- Vyalikiya Yodkavichy
- Coordinates: 53°24′49″N 24°00′09″E﻿ / ﻿53.41361°N 24.00250°E
- Country: Belarus
- Region: Grodno Region
- District: Byerastavitsa District
- Time zone: UTC+3 (MSK)

= Vyalikiya Yodkavichy =

Village in Grodno Region, Belarus

Vyalikiya Yodkavichy (Вялікія Ёдкавічы; Великие Ёдковичи; Jodkiewicze Wielkie) is a village in Byerastavitsa District, Grodno Region, in western Belarus. It is part of Eysmanty selsoviet.

== History ==

It is a former okolica szlachecka of the Polish–Lithuanian Commonwealth.

In the interwar period, the village was situated in the Second Polish Republic, in Białystok Voivodeship, in Grodno County, in Wielkie Ejsymonty Commune. According to the 1921 census, the population was 95.2% Polish, 3.3% Belarusian, and 1.1% Jewish.

After the Soviet invasion of Poland in 1939, the village became part of the Byelorussian Soviet Socialist Republic. In the years 1941–1944, it was under German occupation. The village again became part of the Byelorussian SSR following the end of the war. From 1991, it became part of the independent Republic of Belarus.

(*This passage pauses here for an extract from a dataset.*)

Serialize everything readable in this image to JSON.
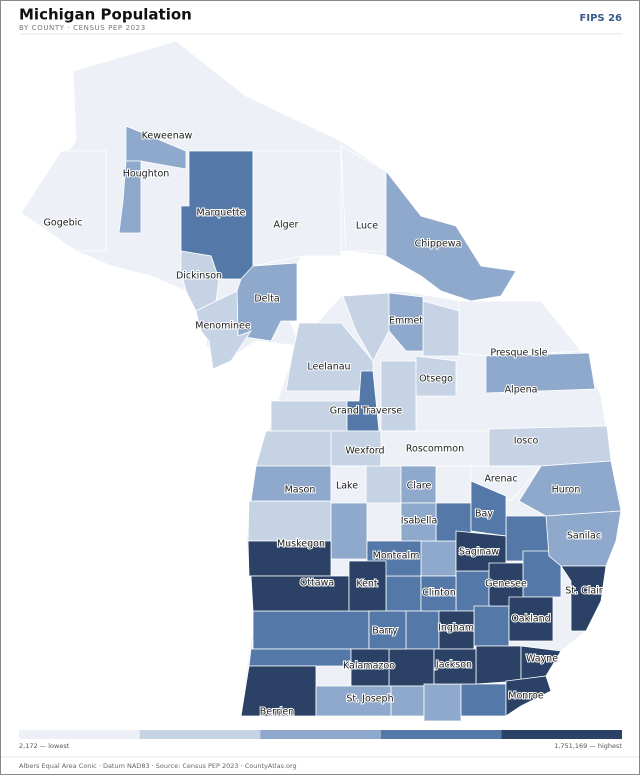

In the field in front of the brick chapel, there are the graves of two soldiers of the Polish Army who died in the Polish–Soviet War and the grave of the Home Army soldier Adam Pacenko, who died on July 15, 1944. They were founded in 1989. In June 2022, the tombstones were devastated by unknown perpetrators. The tombstones were removed and the remains of the soldiers dug up.